Uniknya, Hur menolak solat sendiri. Dia meminta solat berjamaah di belakang
beliau. Kedua rombongan kemudian bergabung dalam solat dhuhur berjamaah yang
dipimpin Imam Husain as.
Seusai solat, kedua rombongan itu kembali ke
perkemahan masing-masing. Beberapa lama kemudian kedua rombongan ini bergabung
kembali untuk menunaikan solat asar berjemaah dipimpin oleh Imam Husain as.
Seusai solat asar, beliau mengutarakan khutbah yang diawali dengan pujian
kepada Allah dan disusul dengan pernyataan sebagai berikut:
“Amma bakdu. Hai orang-orang, sesungguhnya kalian
pasti akan diridhai Allah jika kalian memang bertakwa dan mengerti siapakah
yang layak memegang hak (untuk memimpin umat), dan (ketahuilah) bahwa kami,
Ahlul Bait Muhammad saww, adalah orang lebih layak memimpin kalian daripada
mereka yang mengaku layak tetapi sebenarnya tidak memiliki kelayakan dan mereka
yang telah menggerakkan kezaliman dan rasa permusuhan (terhadap kami). Jika
kalian tidak mengerti hal ini dan hanya memahami kebencian kepada kami, tidak
mengetahui hak kami, dan kata-kata kalian sekarang sudah tidak seperti yang
kalian katakan dalam surat-surat kalian yang telah datang menyerbuku bersama
para utusan kalian, maka aku akan pergi meninggalkan kalian.”

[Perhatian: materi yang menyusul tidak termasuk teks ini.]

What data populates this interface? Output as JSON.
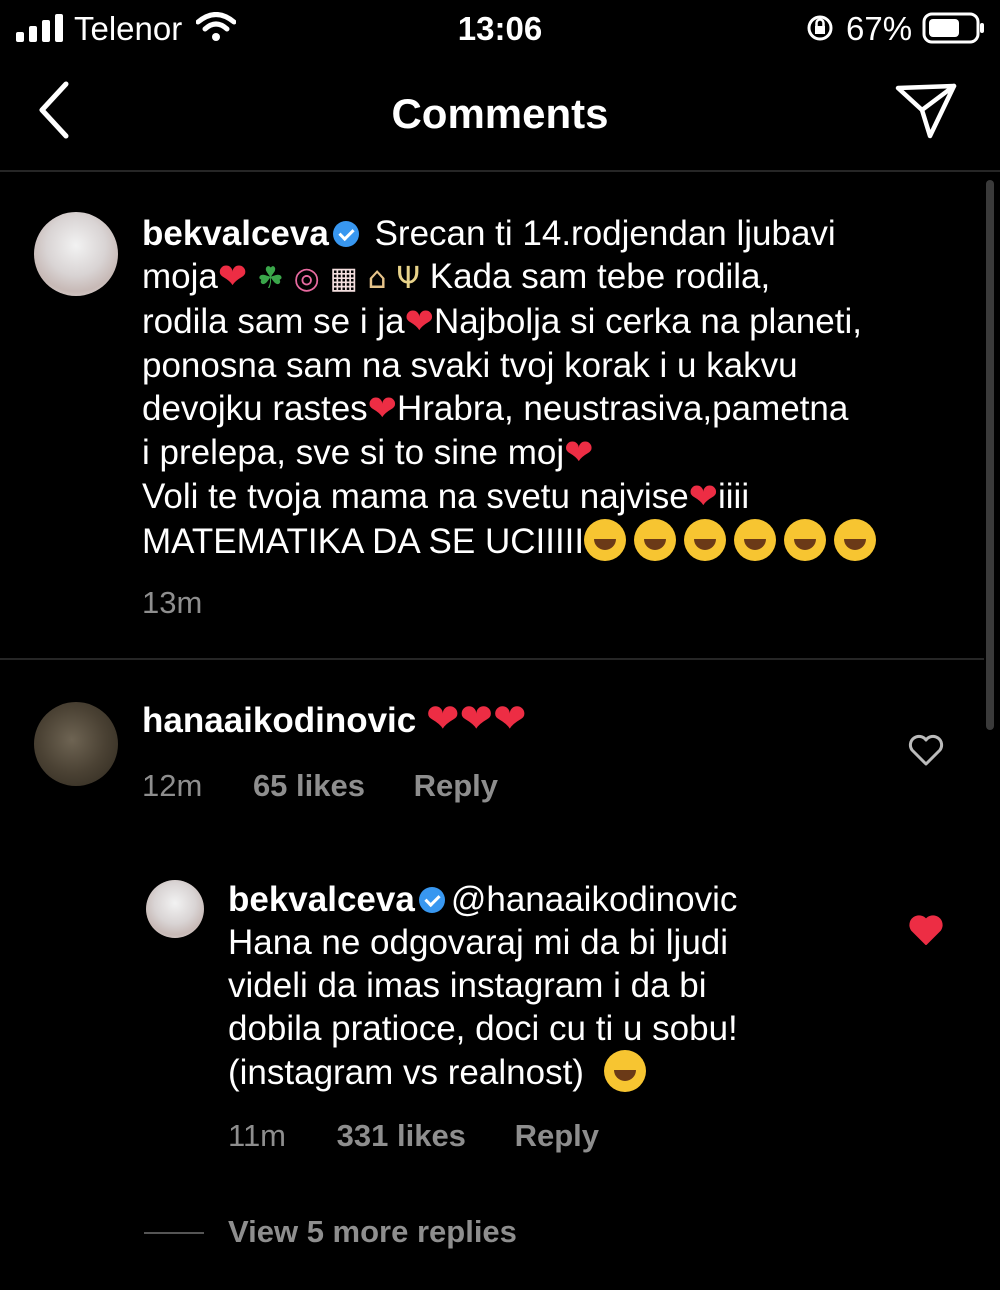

Hur menjawab: “Aku tidak tahu menahu tentang
surat-surat yang engkau katakan itu.”
Imam Husain as memerintahkan Aqabah bin Sam’an untuk
mengambil surat-surat itu supaya diperlihatkan kepada Hur. Setelah melihat
surat-surat itu, Hur mengatakan: “Aku bukan bagian dari mereka yang mengirim
surat-surat itu kepadamu. Aku hanya diperintahkan untuk menyosong balatentaramu
dan menggiringmu hingga kamu menyerah di depan Ubaidillah bin Ziyad.”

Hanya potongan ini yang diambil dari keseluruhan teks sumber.